The various areas that he examines in his Node study include Theoretical computer science, Social network, Construct, Simple and Task analysis. His Theoretical computer science research includes themes of Embedding and Representation. Naren Ramakrishnan works on Data mining which deals in particular with Intrusion detection system.

This overview was generated by a machine learning system which analysed the scientist’s body of work. If you have any feedback, you can contact us here.

Best Publications

Epidemiological modeling of news and rumors on Twitter

Fang Jin;Edward Dougherty;Parang Saraf;Yang Cao.
social network mining and analysis (2013)

296 Citations

Privacy risks in recommender systems

N. Ramakrishnan;B.J. Keller;B.J. Mirza;A.Y. Grama.
IEEE Internet Computing (2001)

236 Citations

A systematic review of studies on forecasting the dynamics of influenza outbreaks.
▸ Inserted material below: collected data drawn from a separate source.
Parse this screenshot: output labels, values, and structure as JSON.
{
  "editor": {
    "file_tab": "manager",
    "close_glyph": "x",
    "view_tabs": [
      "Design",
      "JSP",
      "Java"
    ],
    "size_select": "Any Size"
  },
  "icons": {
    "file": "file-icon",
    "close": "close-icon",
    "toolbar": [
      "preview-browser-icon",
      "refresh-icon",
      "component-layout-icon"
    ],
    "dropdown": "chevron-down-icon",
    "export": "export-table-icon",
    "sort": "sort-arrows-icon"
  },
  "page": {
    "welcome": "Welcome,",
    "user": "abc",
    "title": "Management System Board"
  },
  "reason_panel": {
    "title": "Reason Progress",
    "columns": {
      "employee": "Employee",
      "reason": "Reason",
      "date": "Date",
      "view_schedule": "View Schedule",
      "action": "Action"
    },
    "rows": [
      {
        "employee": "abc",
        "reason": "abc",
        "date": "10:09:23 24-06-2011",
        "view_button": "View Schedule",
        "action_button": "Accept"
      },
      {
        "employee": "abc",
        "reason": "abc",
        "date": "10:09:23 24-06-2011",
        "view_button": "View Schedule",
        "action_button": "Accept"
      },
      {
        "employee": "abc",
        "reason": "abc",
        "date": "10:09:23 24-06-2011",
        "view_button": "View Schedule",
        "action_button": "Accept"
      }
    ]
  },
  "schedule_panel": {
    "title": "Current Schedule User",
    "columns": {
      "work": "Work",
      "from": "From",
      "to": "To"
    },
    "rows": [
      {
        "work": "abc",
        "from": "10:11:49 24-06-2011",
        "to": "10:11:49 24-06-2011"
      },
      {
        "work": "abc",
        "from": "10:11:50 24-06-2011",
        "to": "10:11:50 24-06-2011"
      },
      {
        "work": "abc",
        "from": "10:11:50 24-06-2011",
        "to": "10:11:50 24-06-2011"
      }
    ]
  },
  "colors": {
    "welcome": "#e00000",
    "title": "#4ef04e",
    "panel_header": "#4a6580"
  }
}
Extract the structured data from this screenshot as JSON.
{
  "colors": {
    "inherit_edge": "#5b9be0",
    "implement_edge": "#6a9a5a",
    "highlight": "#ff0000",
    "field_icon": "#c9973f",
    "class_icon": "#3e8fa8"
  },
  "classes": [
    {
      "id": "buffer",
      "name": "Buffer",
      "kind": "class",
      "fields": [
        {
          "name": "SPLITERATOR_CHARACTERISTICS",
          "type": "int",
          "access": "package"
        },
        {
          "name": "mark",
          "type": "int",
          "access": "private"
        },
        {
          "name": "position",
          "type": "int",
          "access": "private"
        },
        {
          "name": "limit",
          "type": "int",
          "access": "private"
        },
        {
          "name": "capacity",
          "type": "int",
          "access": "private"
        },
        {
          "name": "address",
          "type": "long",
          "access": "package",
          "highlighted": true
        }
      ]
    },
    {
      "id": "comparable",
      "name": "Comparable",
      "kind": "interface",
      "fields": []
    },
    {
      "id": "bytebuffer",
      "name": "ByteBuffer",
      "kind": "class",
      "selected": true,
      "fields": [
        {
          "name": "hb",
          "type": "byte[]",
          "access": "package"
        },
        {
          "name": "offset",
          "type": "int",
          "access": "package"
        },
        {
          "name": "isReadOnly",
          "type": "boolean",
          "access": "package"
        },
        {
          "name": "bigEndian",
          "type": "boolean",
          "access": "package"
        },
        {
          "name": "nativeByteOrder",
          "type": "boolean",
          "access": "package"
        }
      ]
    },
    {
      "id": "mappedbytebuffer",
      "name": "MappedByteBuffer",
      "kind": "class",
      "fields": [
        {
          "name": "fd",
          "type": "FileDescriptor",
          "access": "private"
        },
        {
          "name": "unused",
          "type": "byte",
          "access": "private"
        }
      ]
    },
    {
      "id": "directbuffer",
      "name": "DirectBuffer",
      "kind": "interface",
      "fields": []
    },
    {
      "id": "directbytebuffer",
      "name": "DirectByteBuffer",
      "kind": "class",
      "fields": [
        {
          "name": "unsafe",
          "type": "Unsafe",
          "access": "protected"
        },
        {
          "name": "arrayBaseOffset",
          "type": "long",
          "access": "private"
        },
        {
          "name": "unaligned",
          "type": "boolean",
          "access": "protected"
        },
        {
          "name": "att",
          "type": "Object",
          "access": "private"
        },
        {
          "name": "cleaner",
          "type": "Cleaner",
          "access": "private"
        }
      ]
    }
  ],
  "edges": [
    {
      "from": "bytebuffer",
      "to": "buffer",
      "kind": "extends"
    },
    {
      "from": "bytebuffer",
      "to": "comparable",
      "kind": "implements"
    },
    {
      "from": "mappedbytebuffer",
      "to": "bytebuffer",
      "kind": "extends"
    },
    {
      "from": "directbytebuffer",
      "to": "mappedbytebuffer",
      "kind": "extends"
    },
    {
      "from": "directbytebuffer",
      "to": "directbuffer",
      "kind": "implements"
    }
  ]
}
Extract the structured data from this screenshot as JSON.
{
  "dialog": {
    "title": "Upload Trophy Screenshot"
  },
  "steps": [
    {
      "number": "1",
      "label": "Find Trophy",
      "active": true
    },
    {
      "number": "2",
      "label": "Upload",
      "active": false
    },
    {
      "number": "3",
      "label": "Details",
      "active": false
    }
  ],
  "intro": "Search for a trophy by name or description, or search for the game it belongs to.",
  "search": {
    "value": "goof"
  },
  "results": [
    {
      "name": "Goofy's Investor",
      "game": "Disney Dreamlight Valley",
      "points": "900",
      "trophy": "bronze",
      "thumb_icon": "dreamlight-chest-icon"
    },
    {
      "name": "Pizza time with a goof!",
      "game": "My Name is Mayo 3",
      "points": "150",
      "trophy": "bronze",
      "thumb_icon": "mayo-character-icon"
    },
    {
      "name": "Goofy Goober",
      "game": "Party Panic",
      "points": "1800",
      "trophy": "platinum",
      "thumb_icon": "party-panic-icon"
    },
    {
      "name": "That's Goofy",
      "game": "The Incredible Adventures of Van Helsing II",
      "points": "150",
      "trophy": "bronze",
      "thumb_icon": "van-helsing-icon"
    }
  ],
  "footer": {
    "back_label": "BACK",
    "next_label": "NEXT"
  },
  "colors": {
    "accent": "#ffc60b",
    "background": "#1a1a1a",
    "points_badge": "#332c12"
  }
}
Elaine O. Nsoesie;Elaine O. Nsoesie;Elaine O. Nsoesie;John S. Brownstein;John S. Brownstein;John S. Brownstein;Naren Ramakrishnan;Madhav V. Marathe;Madhav V. Marathe.
Influenza and Other Respiratory Viruses (2014)

191 Citations

'Beating the news' with EMBERS: forecasting civil unrest using open source indicators

Naren Ramakrishnan;Patrick Butler;Sathappan Muthiah;Nathan Self.
knowledge discovery and data mining (2014)

184 Citations

Photosynthetic Acclimation Is Reflected in Specific Patterns of Gene Expression in Drought-Stressed Loblolly Pine

Jonathan I. Watkinson;Allan A. Sioson;Cecilia Vasquez-Robinet;Maulik Shukla.
Plant Physiology (2003)

176 Citations

Studying Recommendation Algorithms by Graph Analysis

Batul J. Mirza;Benjamin J. Keller;Naren Ramakrishnan.
intelligent information systems (2003)

159 Citations

Data mining: from serendipity to science

N. Ramakrishnan;A.Y. Grama.
IEEE Computer (1999)

148 Citations

The human is the loop: new directions for visual analytics

Alex Endert;M. Shahriar Hossain;Naren Ramakrishnan;Chris North.
intelligent information systems (2014)

143 Citations

Misinformation Propagation in the Age of Twitter

Fang Jin;Wei Wang;Liang Zhao;Edward Dougherty.
IEEE Computer (2014)

139 Citations

Multi-Task Learning for Spatio-Temporal Event Forecasting

Liang Zhao;Qian Sun;Jieping Ye;Feng Chen.
knowledge discovery and data mining (2015)

123 Citations

If you think any of the details on this page are incorrect, let us know.

Contact us

Best Scientists Citing Naren Ramakrishnan

Layne T. Watson

Layne T. Watson

Virginia Tech

Publications: 36

Chris North

Chris North

Virginia Tech

Publications: 24

Edward A. Fox

Edward A. Fox

Virginia Tech

Publications: 23

John S. Brownstein

John S. Brownstein

Boston Children's Hospital

Publications: 22

Danfeng Yao

Danfeng Yao

Virginia Tech

Publications: 20

Chang-Tien Lu

Chang-Tien Lu

Virginia Tech

Publications: 20

Theodore S. Rappaport

Theodore S. Rappaport

New York University

Publications: 20

Clifford A. Shaffer

Clifford A. Shaffer

Virginia Tech

Publications: 17

John J. Tyson

John J. Tyson

Virginia Tech

Publications: 15

Huan Liu

Huan Liu

Arizona State University

Publications: 13

Alessandro Vespignani

Alessandro Vespignani

Northeastern University

Publications: 13

Madhav V. Marathe

Madhav V. Marathe

University of Virginia

Publications: 12

Lenwood S. Heath

Lenwood S. Heath

Virginia Tech

Publications: 12

Daniel Marcu

Daniel Marcu

University of Southern California

Publications: 12

Daniel A. Keim

Daniel A. Keim

University of Konstanz

Publications: 12

Giancarlo Mauri

Giancarlo Mauri

University of Milano-Bicocca

Publications: 11

Something went wrong. Please try again later.